Denair students, teachers and other staff are making final preparations to resume classes Wednesday under a distance-learning format because of the ongoing COVID-19 pandemic and health concerns in Stanislaus County.
The Denair Unified School District serves more than 1,300 kindergarten through 12th-grade students on its four campuses. Administrators and staff have spent much of the time since school let out in May creating what Superintendent Terry Metzger calls a “reasonable and sustainable” education model, one that will provide all students with “the academic and social-emotional support they need to be successful in this new way of learning.”
“We fully recognize how difficult this is for many of our families and we want to assure you that we are here to partner with you,” Metzger wrote in an open letter to parents last week.
With time to plan, Denair’s distance-learning format will be more structured and rigorous than what was rolled out when COVID-19 forced Denair and all other public school districts in California to cancel in-person classes in March. Since then, there have been many training opportunities for teachers and detailed discussions about how best to engage and educate students across all grade levels. Collaboration between teachers and sharing best practices for distance learning has been stressed.
Last week, Denair High School and Denair Middle School hosted orientations for students and their parents. Social distancing requirements were enforced. Chromebook computers were checked out to students who needed them. Daily class schedules were shared and academic expectations outlined.
“Teachers were grateful for the
opportunity to meet students, see them again and give them instructions and
textbooks,” said DMS Principal Amanda Silva of Thursday’s event. “Between now
and the first day of school, teachers will be sending out emails to students
with instructions on what to do on the first day of school.”
Monday, teachers at Denair Elementary Charter Academy began calling parents to set up appointments for them and their children to come to campus beginning Wednesday to pick up distance-learning materials as well as Chromebooks.
DECA Principal Kelly Beard said that distance learning “will be a combination of online learning and paper/packet work.”
“Students will have daily live interaction with their teacher and peers as well as assignments to complete digitally or via paper,” Beard said. “Our distance learning plan will be standards aligned and provide consistency for students yet allow for flexibility to complete assignments throughout the day.”
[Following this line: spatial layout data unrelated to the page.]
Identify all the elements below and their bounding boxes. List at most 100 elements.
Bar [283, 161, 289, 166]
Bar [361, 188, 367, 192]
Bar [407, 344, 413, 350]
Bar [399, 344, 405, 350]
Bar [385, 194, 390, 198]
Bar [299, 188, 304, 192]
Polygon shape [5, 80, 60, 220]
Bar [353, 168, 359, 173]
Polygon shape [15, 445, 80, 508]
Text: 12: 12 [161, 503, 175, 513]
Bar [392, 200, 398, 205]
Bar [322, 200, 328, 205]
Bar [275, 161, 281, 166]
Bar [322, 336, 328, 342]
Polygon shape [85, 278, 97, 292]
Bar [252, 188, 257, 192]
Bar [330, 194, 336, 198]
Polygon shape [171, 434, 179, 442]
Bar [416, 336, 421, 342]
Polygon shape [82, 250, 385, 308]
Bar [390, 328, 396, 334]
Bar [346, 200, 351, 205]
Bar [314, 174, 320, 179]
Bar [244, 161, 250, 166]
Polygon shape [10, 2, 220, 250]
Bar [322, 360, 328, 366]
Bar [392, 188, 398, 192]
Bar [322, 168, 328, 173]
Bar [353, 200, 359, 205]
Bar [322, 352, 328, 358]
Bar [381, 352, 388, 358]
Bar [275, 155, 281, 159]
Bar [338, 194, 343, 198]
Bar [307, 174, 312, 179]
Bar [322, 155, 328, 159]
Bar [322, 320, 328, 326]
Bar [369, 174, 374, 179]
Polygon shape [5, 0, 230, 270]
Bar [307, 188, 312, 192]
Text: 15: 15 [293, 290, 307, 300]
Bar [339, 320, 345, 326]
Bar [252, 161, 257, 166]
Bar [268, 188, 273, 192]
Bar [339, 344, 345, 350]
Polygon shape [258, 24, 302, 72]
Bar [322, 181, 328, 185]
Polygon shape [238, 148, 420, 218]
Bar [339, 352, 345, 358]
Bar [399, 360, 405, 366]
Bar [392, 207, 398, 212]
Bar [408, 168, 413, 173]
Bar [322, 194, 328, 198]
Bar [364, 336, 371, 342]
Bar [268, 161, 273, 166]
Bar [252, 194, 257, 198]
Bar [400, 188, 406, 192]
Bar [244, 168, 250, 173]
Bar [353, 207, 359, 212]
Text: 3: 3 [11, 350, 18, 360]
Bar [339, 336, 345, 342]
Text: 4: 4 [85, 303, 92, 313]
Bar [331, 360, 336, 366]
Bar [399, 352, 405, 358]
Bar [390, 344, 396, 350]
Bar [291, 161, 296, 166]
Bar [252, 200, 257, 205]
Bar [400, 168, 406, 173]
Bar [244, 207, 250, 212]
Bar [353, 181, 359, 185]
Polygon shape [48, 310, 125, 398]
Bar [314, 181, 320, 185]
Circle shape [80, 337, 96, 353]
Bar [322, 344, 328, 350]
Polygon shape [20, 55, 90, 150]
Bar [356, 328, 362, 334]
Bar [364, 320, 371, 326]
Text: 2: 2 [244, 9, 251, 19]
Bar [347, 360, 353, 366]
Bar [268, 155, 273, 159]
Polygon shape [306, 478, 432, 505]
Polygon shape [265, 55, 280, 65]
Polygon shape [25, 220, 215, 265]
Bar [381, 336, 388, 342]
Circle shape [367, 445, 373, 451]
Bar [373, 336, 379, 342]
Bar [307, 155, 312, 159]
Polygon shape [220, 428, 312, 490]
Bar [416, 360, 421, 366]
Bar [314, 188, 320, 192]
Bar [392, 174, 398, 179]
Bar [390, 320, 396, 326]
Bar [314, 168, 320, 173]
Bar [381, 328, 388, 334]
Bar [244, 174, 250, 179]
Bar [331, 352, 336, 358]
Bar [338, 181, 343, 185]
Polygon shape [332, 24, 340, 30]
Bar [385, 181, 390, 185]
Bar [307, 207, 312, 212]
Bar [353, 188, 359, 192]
Registration and orientation also is occurring at Denair Charter Academy, which provides support to parents for K-8 home-schooling as well as independent study classes for high school students. Principal Breanne Aguiar said DCA’s first-ever home-school orientation via Zoom and socially distanced on-campus meetings went well last week.
Across all the district’s sites, teachers will work from campus and home to provide live instruction, pre-recorded lessons and work individually with students. Instructors also will set “office hours” to answer questions from parents.
Metzger said Denair Unified is “committed to providing a great educational experience for each student in the district.” She encouraged parents to reach out to their child’s teachers or principal to discuss any thoughts or concerns.
The superintendent also touched on one final subject in her open letter to parents. “We know the last several months have been difficult for many students and families,” she wrote, citing research that anxiety and depression have increased because of the COVID situation. “Each of our schools has a counselor and we have two mental health clinicians who can provide support if your child is struggling emotionally or behaviorally. … Please contact the school office if you would like to talk with a counselor about your specific situation.”